Your short story correctly identifies language as the central issue but you have assumed that the essential aspect is the assignment of bogus meanings that cannot be changed once so applied, while I think that the larger reality is defined by “counter-sense” words that function as “oscillating contradictions” that flip between nouns and adjectives according to the (unconscious) needs of the decider. Hope it helps. Tim.
Haha, this is great, I loved it!
So, at one time they all had the Flu. But since they “flew” away from the tyranny, no one has the Flu anymore.
LOL… just having a little fun with words here.

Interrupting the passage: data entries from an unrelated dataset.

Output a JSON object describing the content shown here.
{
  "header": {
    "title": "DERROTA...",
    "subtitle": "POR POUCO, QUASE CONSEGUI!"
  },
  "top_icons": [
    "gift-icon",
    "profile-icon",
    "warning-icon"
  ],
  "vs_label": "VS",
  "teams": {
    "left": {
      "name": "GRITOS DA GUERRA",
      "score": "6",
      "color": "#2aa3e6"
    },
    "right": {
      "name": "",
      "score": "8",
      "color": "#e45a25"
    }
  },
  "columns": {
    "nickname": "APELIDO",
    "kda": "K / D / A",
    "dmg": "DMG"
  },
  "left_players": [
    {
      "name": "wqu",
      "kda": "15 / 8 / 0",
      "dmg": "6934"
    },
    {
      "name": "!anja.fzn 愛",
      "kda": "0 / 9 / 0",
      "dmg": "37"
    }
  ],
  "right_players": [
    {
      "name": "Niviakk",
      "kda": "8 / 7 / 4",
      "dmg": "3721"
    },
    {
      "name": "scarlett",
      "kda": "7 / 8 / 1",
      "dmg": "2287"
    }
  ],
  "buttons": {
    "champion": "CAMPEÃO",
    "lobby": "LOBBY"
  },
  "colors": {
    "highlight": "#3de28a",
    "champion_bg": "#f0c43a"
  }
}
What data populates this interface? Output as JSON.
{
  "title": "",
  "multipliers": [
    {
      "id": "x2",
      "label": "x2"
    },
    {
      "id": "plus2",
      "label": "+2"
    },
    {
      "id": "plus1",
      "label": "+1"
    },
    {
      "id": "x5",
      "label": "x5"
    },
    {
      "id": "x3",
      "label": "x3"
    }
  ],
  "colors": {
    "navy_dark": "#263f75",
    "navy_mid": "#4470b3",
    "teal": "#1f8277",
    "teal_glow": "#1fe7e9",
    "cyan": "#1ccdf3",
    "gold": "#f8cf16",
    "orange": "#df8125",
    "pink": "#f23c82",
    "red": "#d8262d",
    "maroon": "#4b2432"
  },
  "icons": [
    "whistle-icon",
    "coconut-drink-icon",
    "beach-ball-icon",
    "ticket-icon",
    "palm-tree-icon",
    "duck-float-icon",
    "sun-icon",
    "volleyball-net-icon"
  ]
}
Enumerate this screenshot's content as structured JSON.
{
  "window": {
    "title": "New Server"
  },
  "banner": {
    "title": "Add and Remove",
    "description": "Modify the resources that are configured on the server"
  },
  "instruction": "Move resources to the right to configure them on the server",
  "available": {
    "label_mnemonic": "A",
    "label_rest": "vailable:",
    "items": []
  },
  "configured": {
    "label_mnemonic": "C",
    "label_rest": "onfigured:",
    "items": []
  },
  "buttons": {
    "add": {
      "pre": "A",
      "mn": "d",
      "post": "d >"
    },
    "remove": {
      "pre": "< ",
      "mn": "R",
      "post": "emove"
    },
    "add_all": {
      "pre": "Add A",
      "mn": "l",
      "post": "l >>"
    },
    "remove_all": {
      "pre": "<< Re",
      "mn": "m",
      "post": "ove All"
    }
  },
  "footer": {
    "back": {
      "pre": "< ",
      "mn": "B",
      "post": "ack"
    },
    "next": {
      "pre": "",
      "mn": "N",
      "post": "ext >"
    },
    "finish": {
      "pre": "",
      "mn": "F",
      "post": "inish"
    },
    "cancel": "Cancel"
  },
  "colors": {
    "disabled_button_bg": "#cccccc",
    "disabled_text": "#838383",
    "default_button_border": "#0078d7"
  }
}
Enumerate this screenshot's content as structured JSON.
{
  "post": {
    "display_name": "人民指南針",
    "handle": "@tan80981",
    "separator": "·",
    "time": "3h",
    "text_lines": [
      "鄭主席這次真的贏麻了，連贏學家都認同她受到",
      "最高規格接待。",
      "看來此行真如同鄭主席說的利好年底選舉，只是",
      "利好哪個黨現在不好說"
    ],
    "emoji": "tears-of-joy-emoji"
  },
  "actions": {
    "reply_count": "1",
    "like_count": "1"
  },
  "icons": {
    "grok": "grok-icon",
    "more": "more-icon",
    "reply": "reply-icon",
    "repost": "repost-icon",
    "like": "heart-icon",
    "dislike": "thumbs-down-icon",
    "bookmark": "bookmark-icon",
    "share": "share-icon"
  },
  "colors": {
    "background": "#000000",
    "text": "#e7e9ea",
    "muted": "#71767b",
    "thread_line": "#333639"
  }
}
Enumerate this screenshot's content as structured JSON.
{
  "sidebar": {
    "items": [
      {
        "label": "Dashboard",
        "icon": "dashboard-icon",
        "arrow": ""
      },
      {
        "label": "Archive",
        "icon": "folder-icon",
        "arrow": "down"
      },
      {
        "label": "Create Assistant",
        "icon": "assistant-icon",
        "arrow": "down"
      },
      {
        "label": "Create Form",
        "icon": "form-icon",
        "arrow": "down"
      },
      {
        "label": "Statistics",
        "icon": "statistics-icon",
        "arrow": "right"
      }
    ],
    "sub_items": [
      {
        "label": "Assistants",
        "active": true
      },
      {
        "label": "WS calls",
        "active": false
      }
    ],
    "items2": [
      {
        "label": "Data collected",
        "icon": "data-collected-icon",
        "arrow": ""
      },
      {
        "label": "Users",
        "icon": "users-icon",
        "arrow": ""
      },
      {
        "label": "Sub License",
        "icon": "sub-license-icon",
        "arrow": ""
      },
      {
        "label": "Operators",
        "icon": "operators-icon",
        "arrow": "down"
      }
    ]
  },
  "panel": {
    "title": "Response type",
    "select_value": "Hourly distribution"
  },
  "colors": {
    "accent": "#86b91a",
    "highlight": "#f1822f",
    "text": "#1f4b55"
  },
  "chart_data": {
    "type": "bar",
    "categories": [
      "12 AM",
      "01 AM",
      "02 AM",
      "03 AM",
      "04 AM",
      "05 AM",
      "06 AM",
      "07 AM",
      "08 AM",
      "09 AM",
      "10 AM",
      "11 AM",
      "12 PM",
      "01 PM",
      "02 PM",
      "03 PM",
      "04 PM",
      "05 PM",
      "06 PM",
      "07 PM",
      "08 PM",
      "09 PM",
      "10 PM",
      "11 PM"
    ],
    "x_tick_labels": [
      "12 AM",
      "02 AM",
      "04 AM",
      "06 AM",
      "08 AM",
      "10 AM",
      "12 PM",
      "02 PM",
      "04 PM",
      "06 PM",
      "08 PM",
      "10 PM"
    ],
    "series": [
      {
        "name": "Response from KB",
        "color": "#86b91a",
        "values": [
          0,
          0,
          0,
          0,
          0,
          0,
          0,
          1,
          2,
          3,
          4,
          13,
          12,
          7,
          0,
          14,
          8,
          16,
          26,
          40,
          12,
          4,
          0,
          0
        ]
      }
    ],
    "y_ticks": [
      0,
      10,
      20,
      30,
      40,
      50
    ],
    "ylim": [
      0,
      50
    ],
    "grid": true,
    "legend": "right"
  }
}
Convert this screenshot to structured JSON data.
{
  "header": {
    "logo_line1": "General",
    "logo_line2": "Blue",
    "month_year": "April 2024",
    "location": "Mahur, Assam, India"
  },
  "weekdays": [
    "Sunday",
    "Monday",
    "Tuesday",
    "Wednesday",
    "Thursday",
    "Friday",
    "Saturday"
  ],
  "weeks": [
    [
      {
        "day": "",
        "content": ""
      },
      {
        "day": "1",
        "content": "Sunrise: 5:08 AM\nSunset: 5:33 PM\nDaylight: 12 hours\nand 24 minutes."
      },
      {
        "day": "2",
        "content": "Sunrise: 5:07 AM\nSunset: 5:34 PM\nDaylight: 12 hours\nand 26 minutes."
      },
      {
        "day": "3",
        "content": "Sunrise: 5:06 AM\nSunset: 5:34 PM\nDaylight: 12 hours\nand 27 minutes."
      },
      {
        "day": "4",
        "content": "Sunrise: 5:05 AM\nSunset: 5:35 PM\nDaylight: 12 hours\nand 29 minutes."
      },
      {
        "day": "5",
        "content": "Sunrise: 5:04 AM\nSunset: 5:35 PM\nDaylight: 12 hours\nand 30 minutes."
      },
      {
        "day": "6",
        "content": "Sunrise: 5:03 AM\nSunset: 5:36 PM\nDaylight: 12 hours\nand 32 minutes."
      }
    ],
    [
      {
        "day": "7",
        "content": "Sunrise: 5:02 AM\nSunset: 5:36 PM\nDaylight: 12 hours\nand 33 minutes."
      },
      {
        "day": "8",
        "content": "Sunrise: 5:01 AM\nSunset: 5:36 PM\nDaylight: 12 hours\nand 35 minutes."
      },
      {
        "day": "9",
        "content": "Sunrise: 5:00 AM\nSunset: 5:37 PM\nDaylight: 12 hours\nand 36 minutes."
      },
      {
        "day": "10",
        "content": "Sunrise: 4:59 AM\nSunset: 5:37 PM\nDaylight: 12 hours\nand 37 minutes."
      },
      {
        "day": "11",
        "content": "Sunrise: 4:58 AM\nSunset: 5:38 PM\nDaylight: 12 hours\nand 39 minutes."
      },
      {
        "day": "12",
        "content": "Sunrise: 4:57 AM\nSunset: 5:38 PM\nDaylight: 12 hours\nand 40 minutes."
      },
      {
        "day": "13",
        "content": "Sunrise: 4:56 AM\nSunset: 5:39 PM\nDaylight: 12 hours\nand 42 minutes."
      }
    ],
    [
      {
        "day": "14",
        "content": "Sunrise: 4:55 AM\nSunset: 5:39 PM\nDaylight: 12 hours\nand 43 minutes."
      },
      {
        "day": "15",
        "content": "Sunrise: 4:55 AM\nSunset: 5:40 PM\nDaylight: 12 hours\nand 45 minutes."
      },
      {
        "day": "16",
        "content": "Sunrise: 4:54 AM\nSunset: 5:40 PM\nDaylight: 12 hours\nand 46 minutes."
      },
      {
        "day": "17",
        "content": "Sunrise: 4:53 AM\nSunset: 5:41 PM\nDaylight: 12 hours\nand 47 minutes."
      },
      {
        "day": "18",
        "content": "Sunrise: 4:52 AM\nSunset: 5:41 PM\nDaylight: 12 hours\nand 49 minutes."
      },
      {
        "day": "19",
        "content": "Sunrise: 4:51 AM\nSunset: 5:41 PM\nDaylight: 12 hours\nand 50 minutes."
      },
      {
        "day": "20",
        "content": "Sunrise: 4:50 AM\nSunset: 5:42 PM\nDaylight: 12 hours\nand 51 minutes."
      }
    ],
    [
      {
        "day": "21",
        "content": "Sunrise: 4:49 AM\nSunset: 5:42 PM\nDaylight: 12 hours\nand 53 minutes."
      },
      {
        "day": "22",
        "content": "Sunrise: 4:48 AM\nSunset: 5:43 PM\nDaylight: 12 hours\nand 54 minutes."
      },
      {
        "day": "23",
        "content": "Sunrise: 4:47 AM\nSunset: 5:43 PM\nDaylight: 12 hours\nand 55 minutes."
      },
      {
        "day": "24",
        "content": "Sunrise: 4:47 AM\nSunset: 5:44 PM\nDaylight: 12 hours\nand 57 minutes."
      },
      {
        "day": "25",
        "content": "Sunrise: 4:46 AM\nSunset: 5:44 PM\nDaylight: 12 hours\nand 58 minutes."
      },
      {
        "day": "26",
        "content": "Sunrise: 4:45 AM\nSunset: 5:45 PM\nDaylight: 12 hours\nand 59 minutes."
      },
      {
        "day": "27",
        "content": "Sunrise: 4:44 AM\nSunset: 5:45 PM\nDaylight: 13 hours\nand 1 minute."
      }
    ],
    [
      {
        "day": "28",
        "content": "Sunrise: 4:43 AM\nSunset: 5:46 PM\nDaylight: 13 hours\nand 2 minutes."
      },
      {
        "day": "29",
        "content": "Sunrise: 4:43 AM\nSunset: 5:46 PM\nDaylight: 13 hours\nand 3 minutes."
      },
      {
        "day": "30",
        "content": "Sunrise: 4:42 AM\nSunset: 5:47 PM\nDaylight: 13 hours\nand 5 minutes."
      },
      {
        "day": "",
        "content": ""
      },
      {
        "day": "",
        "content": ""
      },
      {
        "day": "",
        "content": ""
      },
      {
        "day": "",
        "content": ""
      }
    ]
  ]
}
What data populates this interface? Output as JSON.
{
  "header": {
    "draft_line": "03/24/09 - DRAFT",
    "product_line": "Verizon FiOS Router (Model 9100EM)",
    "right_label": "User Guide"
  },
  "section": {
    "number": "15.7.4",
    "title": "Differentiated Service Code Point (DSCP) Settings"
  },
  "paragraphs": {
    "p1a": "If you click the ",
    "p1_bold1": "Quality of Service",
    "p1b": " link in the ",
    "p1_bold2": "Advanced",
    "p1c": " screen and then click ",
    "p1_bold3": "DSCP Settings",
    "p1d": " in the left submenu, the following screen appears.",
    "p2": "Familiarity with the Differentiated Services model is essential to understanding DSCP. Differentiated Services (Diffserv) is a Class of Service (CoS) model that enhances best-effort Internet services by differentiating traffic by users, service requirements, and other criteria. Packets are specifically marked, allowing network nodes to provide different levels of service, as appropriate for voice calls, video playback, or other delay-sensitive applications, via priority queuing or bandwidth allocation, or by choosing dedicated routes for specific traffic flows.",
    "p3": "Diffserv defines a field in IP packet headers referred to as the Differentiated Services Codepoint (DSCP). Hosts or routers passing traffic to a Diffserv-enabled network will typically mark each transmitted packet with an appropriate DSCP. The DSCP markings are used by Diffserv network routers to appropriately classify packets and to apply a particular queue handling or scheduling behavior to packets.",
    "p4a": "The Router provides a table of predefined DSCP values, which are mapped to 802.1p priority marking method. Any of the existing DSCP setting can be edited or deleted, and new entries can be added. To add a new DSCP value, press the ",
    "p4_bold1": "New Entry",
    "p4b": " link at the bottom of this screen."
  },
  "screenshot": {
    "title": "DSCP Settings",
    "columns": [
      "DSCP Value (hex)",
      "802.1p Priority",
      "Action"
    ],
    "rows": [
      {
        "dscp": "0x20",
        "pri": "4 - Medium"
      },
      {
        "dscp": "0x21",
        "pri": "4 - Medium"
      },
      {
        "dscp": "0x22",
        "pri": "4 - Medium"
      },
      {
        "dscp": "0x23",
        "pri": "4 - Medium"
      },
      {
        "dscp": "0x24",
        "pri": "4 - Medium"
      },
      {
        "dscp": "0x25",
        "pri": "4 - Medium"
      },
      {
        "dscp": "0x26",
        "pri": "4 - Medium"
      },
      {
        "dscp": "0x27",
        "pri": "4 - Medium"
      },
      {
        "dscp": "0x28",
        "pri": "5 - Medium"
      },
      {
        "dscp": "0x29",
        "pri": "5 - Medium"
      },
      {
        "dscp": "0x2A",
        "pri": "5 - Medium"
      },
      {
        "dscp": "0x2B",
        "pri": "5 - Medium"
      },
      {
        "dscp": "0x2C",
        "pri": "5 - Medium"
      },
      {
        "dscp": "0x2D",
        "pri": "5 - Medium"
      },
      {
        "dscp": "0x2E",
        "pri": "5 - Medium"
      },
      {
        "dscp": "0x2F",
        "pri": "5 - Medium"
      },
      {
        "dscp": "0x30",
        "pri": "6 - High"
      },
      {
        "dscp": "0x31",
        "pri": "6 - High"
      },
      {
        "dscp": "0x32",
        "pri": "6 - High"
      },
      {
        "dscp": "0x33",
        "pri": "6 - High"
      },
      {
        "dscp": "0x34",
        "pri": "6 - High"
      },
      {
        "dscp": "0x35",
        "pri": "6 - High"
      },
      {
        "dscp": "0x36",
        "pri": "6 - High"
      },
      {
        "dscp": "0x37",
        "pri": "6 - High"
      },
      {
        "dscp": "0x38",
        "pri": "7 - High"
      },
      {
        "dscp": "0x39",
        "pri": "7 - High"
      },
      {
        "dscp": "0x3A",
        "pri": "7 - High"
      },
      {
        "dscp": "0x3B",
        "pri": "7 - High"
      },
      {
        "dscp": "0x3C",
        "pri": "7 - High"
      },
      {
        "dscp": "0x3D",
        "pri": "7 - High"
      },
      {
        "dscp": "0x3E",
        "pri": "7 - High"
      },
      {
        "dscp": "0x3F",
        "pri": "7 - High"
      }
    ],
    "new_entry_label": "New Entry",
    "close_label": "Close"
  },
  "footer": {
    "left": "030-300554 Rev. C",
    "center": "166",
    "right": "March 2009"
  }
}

Thank you for this wonderful story that tells it all. Words are a gift to mankind that are to be used with great care. They have great power and influence and therefore must not be misused. No one has the authority to own a wordor decide how a word is to be used or whether or not a word is to be used. I love the “happy” ending.
This would make a great episode of The Outer Limits or The Twilight Zone. Why are there no shows like this anymore?
I found this story after reading about the UK government’s new guidelines on usage of the exclamation mark!
I’m not sure whether I enjoyed your story more or Timothy Maddon’s proclivity to be “profoundly insulted”! Truly you are both masters of the dark arts of satire.